The disbursing authorities should satisfy themselves that all the conditions mentioned above are satisfied before such deduction is allowed by them to the assessee. They should also satisfy themselves in this regard by insisting on production of evidence of actual payment of rent.
(12) Section 10(14) provides for exemption from income-tax of any special allowance or benefit, not being in the nature of an entertainment allowance or other perquisite within the meaning of clause (2) of section 17, specially granted to the employee to meet the expenses actually incurred wholly, necessarily and exclusively in the performance of duties of an office or employment of profit. In view of this provision, disbursing authorities have been authorised vide Board’s Circular No. 196 [F. No. 275/29/76-ITJ], dated 31-3-1976 not to deduct tax at source from conveyance allowance granted to an employee, to the extent it is exempt under the said section. It has been stated therein that the employee in receipt of conveyance allowance would have to furnish the necessary certificate before the disbursing authority in support of the fact that the conveyance allowance is only a reimbursement of expenses laid out wholly, necessarily and exclusively in the performance of duties of an office or employment of profit. The satisfaction of the disbursing authorities would still be liable for scrutiny by the Income-tax Officer during regular assessment proceedings before him. The disbursing authority is also required to endorse a certificate in terms of section 10(14 ) of the tax deduction certificate issued under section 203. In this connection, attention is invited to the Explanation to section 10(14) which clarifies that any allowance granted to the assessee to meet his personal expenses at the place where the duties of his office or employment of profit are ordinarily performed by him or at the place where he ordinarily resides, shall not be regarded for the purposes of that clause, as a special allowance granted to meet expenses wholly, necessarily and exclusively incurred in the performance of such duties. This may be kept in view while deciding whether any expenditure from the special allowance has been actually incurred and, if so, the extent to which it has been incurred, to meet the expenses wholly, necessarily and exclusively in the performance of duties of an office or employment of profit.

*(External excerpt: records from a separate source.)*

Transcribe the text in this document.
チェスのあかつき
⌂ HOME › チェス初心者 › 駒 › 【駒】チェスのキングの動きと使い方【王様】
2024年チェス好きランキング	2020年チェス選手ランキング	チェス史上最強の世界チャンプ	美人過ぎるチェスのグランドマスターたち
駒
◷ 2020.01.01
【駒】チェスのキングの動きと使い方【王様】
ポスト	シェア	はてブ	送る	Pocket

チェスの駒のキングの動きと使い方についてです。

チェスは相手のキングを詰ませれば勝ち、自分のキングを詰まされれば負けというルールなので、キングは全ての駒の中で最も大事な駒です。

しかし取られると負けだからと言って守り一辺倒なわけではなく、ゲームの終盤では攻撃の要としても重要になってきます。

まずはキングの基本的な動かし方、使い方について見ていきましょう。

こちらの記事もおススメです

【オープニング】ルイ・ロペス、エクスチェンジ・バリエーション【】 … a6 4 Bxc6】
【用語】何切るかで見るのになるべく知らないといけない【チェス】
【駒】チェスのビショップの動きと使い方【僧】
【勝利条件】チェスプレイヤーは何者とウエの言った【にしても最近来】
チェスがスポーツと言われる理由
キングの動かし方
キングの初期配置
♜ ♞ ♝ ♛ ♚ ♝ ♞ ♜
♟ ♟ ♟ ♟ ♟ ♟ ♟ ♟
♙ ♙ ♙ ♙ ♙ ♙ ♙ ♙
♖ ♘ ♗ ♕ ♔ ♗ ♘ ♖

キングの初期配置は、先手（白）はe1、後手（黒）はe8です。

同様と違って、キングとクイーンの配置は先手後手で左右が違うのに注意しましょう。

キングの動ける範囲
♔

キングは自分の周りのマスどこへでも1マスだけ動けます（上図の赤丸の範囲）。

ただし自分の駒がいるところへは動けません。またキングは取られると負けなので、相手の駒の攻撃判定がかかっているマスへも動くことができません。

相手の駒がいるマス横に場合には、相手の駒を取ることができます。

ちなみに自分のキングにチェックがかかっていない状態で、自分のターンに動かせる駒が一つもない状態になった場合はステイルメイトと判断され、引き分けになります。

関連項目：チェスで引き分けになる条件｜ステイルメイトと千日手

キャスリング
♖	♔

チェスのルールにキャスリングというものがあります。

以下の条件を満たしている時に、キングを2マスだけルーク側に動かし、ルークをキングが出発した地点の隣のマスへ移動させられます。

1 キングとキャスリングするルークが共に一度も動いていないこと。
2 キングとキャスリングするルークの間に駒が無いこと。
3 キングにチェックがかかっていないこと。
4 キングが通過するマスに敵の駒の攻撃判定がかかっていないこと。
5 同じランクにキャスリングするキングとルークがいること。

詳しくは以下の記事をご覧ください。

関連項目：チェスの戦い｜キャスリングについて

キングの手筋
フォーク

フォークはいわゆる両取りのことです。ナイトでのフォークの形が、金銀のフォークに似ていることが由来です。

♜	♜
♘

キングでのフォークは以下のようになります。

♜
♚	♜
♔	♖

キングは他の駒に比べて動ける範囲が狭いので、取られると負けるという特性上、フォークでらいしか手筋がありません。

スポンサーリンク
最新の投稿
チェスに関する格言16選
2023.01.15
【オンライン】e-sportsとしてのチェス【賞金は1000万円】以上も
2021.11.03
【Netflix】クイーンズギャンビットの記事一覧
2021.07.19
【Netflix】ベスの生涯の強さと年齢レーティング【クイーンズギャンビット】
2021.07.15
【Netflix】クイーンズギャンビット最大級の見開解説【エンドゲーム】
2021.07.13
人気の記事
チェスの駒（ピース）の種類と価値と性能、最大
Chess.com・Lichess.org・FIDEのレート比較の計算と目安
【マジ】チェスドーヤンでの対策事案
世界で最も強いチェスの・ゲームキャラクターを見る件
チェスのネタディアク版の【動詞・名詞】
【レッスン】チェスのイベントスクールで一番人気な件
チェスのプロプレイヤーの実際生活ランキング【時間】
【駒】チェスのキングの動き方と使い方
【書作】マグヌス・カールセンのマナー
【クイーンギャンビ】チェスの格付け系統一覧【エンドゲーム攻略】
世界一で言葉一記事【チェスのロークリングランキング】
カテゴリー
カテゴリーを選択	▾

(13) Section 80RRA provides that where the gross total income of an individual, who is a citizen of India, includes any remuneration received by him in foreign currency from any employer (i.e., a foreign employer of an Indian concern) for any services rendered by him outside India, 50 per cent of such remuneration will be deducted in computing the taxable income. It also provides that where the assessee renders continuous service abroad for more than 36 months, the remuneration received by him for any period of service after the expiry of the said 36 months will not qualify for any deduction. In the case of employees of the Central Government or any State Government, or person who was, immediately before taking up service outside India, in the employment of the Central Government or any State Government, the deduction will be allowed, only if the service of the employee is sponsored by the Central Government. In the case of other individuals the deduction will be allowed only if the individual is a “technician”. and the terms and conditions of his service outside India are approved for the purposes of the said section by the Central Government or the prescribed authority. It is pertinent to note that the deduction is to be allowed with reference to the remuneration received by the individual in “foreign currency”. Thus, if a part of the remuneration is paid to the Indian technician, etc., in Indian currency, the amount paid in Indian currency will not be taken into account for the purposes of the deduction under section 80RRA. The expression “foreign employer” has been defined under Explanation (b) to section 80RRA to mean—
(a) the Government of a foreign State, or
(b) a foreign enterprise, or
(c) any association or body established outside India.
Where the continuous service outside India exceeds 36 months, the deduction admissible under section 80RRA may be limited to a period of 36 months. In allowing the deduction, documentary evidence should be obtained on the following points :
(a) in the case of an individual who is in the employment of the Central Government or any State Government, the fact of his having service been sponsored by the Central Government; and
(b) in the case of any other individual being a technician, the fact of the terms and conditions of his service outside India having been approved in this behalf by the Central Government (Ministry of Finance, Department of Revenue — Foreign Tax Division, New Delhi).
(14) The total income computed in accordance with the provisions of the Act, should be rounded off to the nearest multiple of Rs. 10 by ignoring the fraction which is less than Rs. 5 and increasing the fraction which amounts to Rs. 5 or more to Rs. 10. The net amount of tax deductible should be similarly rounded off to the nearest rupee.
(15) Attention is also invited to section 276B, where it is provided that if a person without reasonable cause or excuse fails to deduct or after deducting fails to pay to the tax as required under the provisions of Chapter XVII-B, he shall be punishable :
(i) in a case where the amount of tax which he had failed to deduct or pay exceeds Rs. 1 lakh with rigorous imprisonment for a term which shall not be less than six months but which may extend to seven years and with fine; and
(ii) in any other case, with rigorous imprisonment for a term which shall not be less than three months but which may extend to three years and with fine.
4. While making the payment of tax deducted at source to the credit of the Central Government, it may kindly be ensured that the correct amount of income tax and surcharge is recorded in the relevant challan. It may also be ensured that the right type of challan is used. New colour band challans are being introduced with separate numbers. The relevant challan for making payment of tax deducted at source from salaries is No. 9 with “blue colour band”. Along with this colour band challan, old challan forms will also continue to be used. The old challan form numbers is ITNS 39. Wherever, the amount of tax deducted at source is credited to the Central Government through book adjustment, care should be taken to ensure that the correct amount of income-tax and surcharge is reflected therein.
5. The instructions are not exhaustive and are issued only with a view to helping the employers to understand the various relevant provisions. Wherever, there is a difference of opinion, a reference should always be made to the provisions of the Act, and the relevant Finance Act through which the changes in the tax structure are made.
Circular : No. 278 [F. No. 275/12/80-IT (B)], dated 26-8-1980.